Taking the high moral ground when asked about the feud, Branson responded with a classic 'Jeff who?', which would have won him serious kudos if he was still in a schoolyard, and not, you know, 70 years old.
Space rules, billionaires drool
The space race used to be an aspirational thing, the summit of human achievement and capability, a testament to what we could achieve when we work together.
Kids remember watching the moon landing and being spurred on to do great things. Bezos saw it as a five-year-old and said it inspired him to go to space. Clearly it affected him deeply, becoming a hedge fund manager soon thereafter, and racing to commodify space several decades later.
It's unclear whether it also drove him in other aspects of his journey, like implementing a work culture at Amazon so demanding that workers routinely pee in plastic bottles and that punishes them for taking time off. Or whether it drove his company to crush worker efforts to unionise. Or reportedly exploit forced Uighur labour.
All hard work was worth it though, helping Bezos amass more resources than Iceland, Luxembourg, and Sri Lanka combined.
With Jeff just days away from launching into space, all those sacrifices are finally paying off for the big man.
Space is beginning to receive the same treatment as Earth
But it'd be remiss to pick only on Jeff.
His PR stunts aside, this whole sordid affair just proves that there is no safe place anymore. The global elite, not satisfied with wrecking Earth, are quickly trying to ruin the rest of the universe as well.
Meme king Elon Musk plans on dumping 42,000 satellites into space, including thousands into low-orbit, as part of his Starlink project. Throw in almost 3,300 of Bezos' and experts are worried they'll all start colliding before they devolve into yet more space junk.
Ironically the satellites will also, in all likelihood, obstruct the next generation of five-year-olds from even enjoying the night sky. Sorry kids!

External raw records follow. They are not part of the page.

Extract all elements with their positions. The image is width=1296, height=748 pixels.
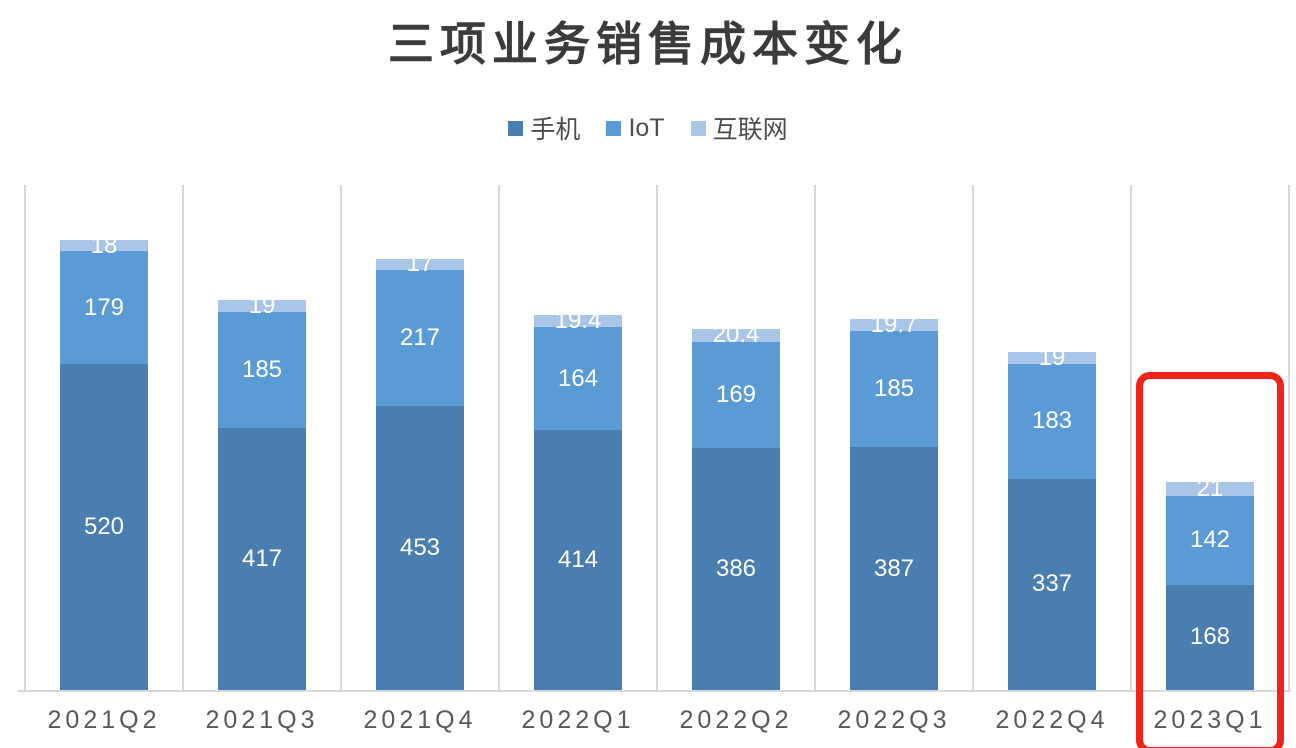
- bar-segment-iot: 185: [218, 312, 306, 429]
- data-label: 164: [557, 364, 599, 392]
- data-label: 414: [557, 546, 599, 574]
- data-label: 19.7: [870, 310, 918, 338]
- data-label: 183: [1031, 407, 1073, 435]
- legend-swatch-phone: [508, 120, 524, 136]
- x-tick-label: 2021Q4: [363, 706, 477, 734]
- bar-segment-iot: 183: [1008, 363, 1096, 479]
- x-tick-label: 2023Q1: [1153, 706, 1267, 734]
- bar-segment-phone: 414: [534, 430, 622, 690]
- bar-segment-internet: 20.4: [692, 323, 780, 347]
- data-label: 386: [715, 554, 757, 582]
- legend-item-iot: IoT: [606, 113, 665, 143]
- gridline-vertical: [498, 185, 500, 690]
- legend: 手机 IoT 互联网: [0, 110, 1296, 146]
- x-tick-label: 2022Q1: [521, 706, 635, 734]
- bar-segment-iot: 185: [850, 331, 938, 448]
- data-label: 20.4: [712, 321, 760, 349]
- data-label: 185: [241, 356, 283, 384]
- data-label: 217: [399, 323, 441, 351]
- bar-segment-iot: 179: [60, 251, 148, 364]
- bar-segment-phone: 168: [1166, 584, 1254, 690]
- gridline-vertical: [182, 185, 184, 690]
- data-label: 185: [873, 375, 915, 403]
- bar-segment-iot: 169: [692, 341, 780, 448]
- data-label: 19.4: [554, 307, 602, 335]
- chart-title: 三项业务销售成本变化: [388, 18, 908, 70]
- x-tick-label: 2021Q2: [47, 706, 161, 734]
- bar-segment-internet: 19.4: [534, 309, 622, 333]
- highlight-annotation-box: [1136, 372, 1284, 748]
- bar-segment-phone: 417: [218, 428, 306, 690]
- x-tick-label: 2022Q3: [837, 706, 951, 734]
- legend-label: 手机: [530, 116, 581, 144]
- bar-segment-internet: 19.7: [850, 312, 938, 336]
- data-label: 17: [406, 250, 434, 278]
- legend-swatch-internet: [690, 120, 706, 136]
- data-label: 19: [248, 292, 276, 320]
- bar-segment-phone: 387: [850, 447, 938, 690]
- data-label: 19: [1038, 343, 1066, 371]
- data-label: 168: [1189, 623, 1231, 651]
- gridline-vertical: [1130, 185, 1132, 690]
- bar-segment-internet: 19: [218, 294, 306, 318]
- legend-label: 互联网: [712, 116, 788, 144]
- bar-segment-internet: 18: [60, 233, 148, 257]
- bar-segment-internet: 21: [1166, 476, 1254, 500]
- bar-segment-internet: 19: [1008, 345, 1096, 369]
- data-label: 21: [1196, 474, 1224, 502]
- gridline-vertical: [656, 185, 658, 690]
- gridline-vertical: [340, 185, 342, 690]
- legend-item-internet: 互联网: [690, 110, 788, 146]
- bar-segment-phone: 386: [692, 447, 780, 690]
- bar-segment-phone: 337: [1008, 478, 1096, 690]
- bar-segment-iot: 164: [534, 327, 622, 431]
- legend-swatch-iot: [606, 120, 622, 136]
- data-label: 453: [399, 533, 441, 561]
- data-label: 179: [83, 293, 125, 321]
- data-label: 169: [715, 380, 757, 408]
- gridline-vertical: [1288, 185, 1290, 690]
- data-label: 417: [241, 545, 283, 573]
- data-label: 520: [83, 512, 125, 540]
- bar-segment-iot: 142: [1166, 495, 1254, 585]
- data-label: 387: [873, 554, 915, 582]
- gridline-vertical: [24, 185, 26, 690]
- gridline-vertical: [972, 185, 974, 690]
- legend-label: IoT: [628, 113, 665, 142]
- data-label: 142: [1189, 526, 1231, 554]
- gridline-vertical: [814, 185, 816, 690]
- x-tick-label: 2021Q3: [205, 706, 319, 734]
- data-label: 337: [1031, 570, 1073, 598]
- x-axis-line: [18, 690, 1291, 692]
- legend-item-phone: 手机: [508, 110, 580, 146]
- bar-segment-phone: 453: [376, 405, 464, 690]
- x-tick-label: 2022Q4: [995, 706, 1109, 734]
- x-tick-label: 2022Q2: [679, 706, 793, 734]
- data-label: 18: [90, 231, 118, 259]
- bar-segment-phone: 520: [60, 363, 148, 690]
- bar-segment-internet: 17: [376, 252, 464, 276]
- bar-segment-iot: 217: [376, 269, 464, 406]
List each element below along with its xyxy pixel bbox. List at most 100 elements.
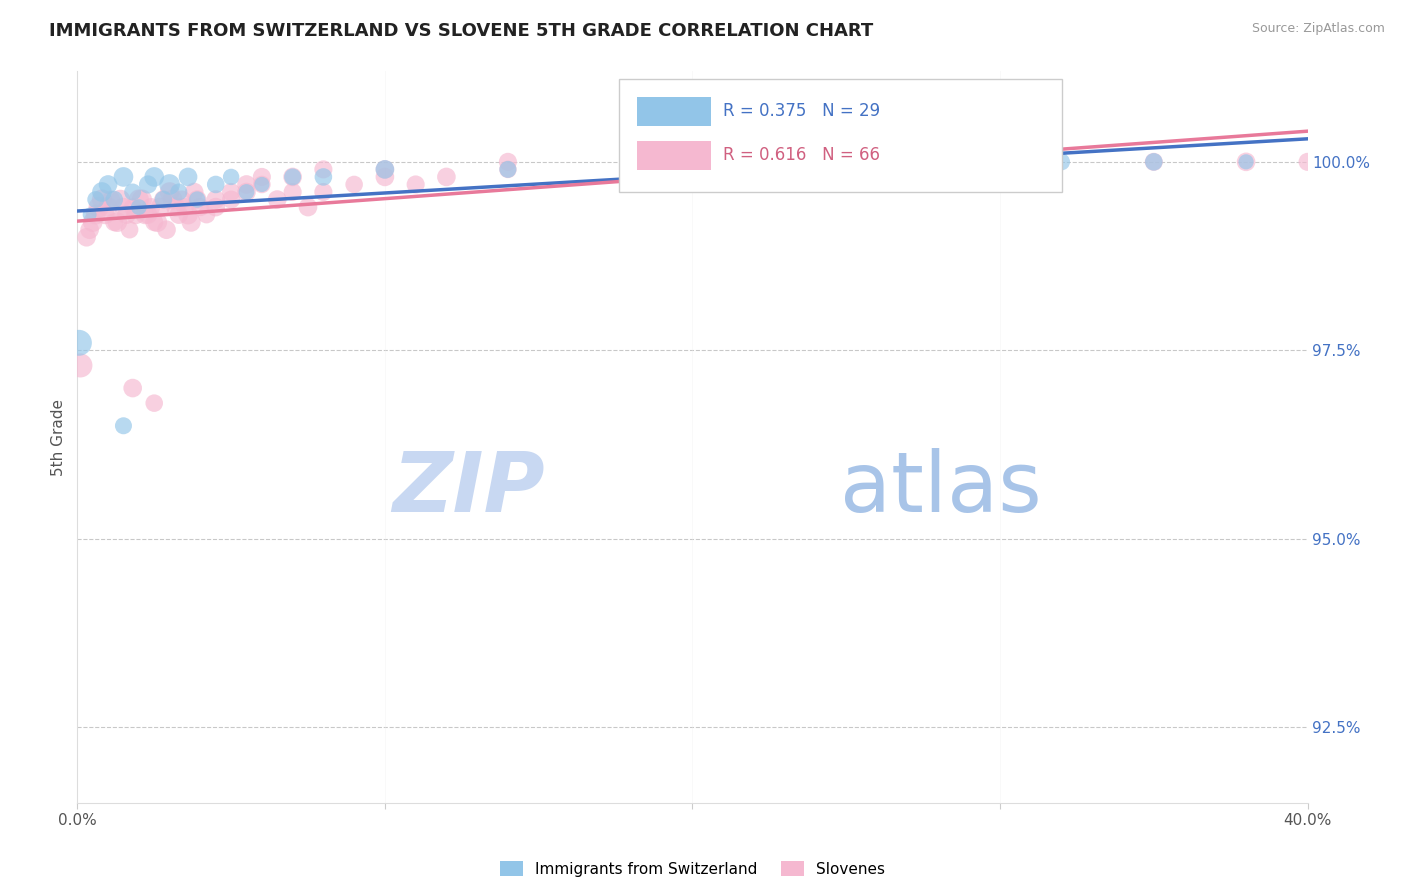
Point [297, 200, 319, 214]
Point [162, 193, 184, 207]
Point [143, 169, 166, 184]
Point [121, 185, 143, 199]
Point [128, 193, 150, 207]
Point [159, 185, 181, 199]
Point [266, 193, 288, 207]
Point [87, 200, 110, 214]
Text: R = 0.616   N = 66: R = 0.616 N = 66 [723, 146, 880, 164]
Point [143, 215, 166, 229]
Point [496, 162, 519, 177]
Point [312, 169, 335, 184]
Text: R = 0.375   N = 29: R = 0.375 N = 29 [723, 102, 880, 120]
Point [155, 223, 177, 237]
Point [118, 223, 141, 237]
Text: Source: ZipAtlas.com: Source: ZipAtlas.com [1251, 22, 1385, 36]
Point [136, 208, 159, 222]
Bar [637, 97, 711, 126]
Point [94, 208, 117, 222]
Point [405, 178, 427, 192]
Point [128, 200, 150, 214]
Point [90, 185, 114, 199]
Point [312, 162, 335, 177]
Point [204, 178, 226, 192]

Not that any billionaire will have to worry about a new generation of entrepreneurs coming for their thrones. The same week that Branson took off, a study came out suggesting the Amazon rainforest is emitting more carbon dioxide than oxygen.
Best flyer I have seen yet at #ClimateStrike: “The WRONG Amazon is burning.” I couldn’t agree more @amazon pic.twitter.com/MeIdo0gPNY
— harryhalpin (@harryhalpin) September 20, 2019
Given these titans of industry run some of the most valuable and largest companies in human history, some cynics suggest they could potentially plow some of their hard-won billions into remedying the planet, this pale blue dot.
But to hell with that. The billionaires have the right idea. It's time to call it quits on this planet altogether.
Lest they get stuck here with the rest of us.